Hey, pass me that crowbar, please.
Sure... y’know, before the crowbar was invented, crows had to drink at home.
The little girl's dad was Jewish and her mom was Catholic. Mom had been taking the little girl to church every Sunday.
One Sunday, during High Mass, the little girl whispers to her mom, “Mom, can we go home now?”
“No honey, not yet,” replied the mother, “the Mass is only half over.”
“Then we can go now, Mom. I'm half Jewish.”
What’s the difference between video games and my dad?
My dad doesn’t beat me.
What's the difference between MH370 and my dad?
Both disappeared, but one killed 239 people.
Your dad is so fat that when he walks past the TV, I miss three episodes of South Park.
The mom: "Where did Timmy go after exploring that minefield across the road, honey?"
The dad: "Everywhere."
I’ll never forget my father’s last words to me just before he died: “Are you sure you fixed the brakes?”
I took my sister and cousin to a sleepover with lil Diddy, who my dad's friend has connections with.
I think the experience went fine, but they were traumatized. We got what we wanted.
Me: Do you eat your cereal with water? You: No, why? Me: 'Cause your dad never came back with the milk!

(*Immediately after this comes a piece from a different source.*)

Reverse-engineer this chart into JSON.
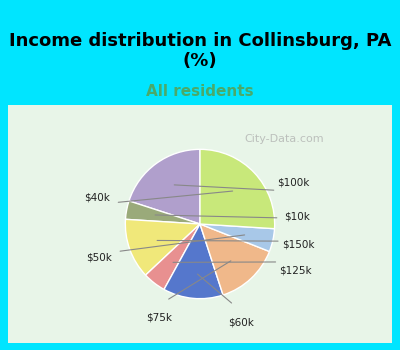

One day, little Johnny woke up to get a drink of water. He passed by his parents' bedroom and noticed sheets bouncing. He asked his dad what he was doing. He said, "Playing cards." Little Johnny said, "Who is your partner?" Dad said, "Your mom." On his way up, he passed by his sister's room and noticed sheets bouncing around and asked what she’s doing. She said, "Playing cards with my boyfriend, Paul." The next day, Dad came to ask Johnny a question. The father noticed Johnny was still in bed and asked him what he was doing. He saw the sheet bouncing and asked Johnny what he was doing. He said, "Playing cards." His dad asked him who his partner was. Little Johnny said, "You don’t need a partner if you have a good hand."
My friend's dad died during 9/11. He was such a good pilot, but my friend kept disturbing him, so when his dad died, he said, "It was you who killed me" (to the child).
So the child said, "Yoo-hoo? What type of name is Yoo-hoo, but Yoo-hoo, Yoo-hoo come here, I need to kill you NOW."
A son walks up to his dad and says, "I'm so gay right now!"
"HOW COULD YOU? I THOUGHT YOU WERE STRAIGHT!!!" screams the dad.
"No, gay as in HAPPY," says the confused son, "I'm so happy right now!"
"Oh," says the dad, "why are you happy?"
Then the son said, "Because I just got 20 dollars for sucking a guy off."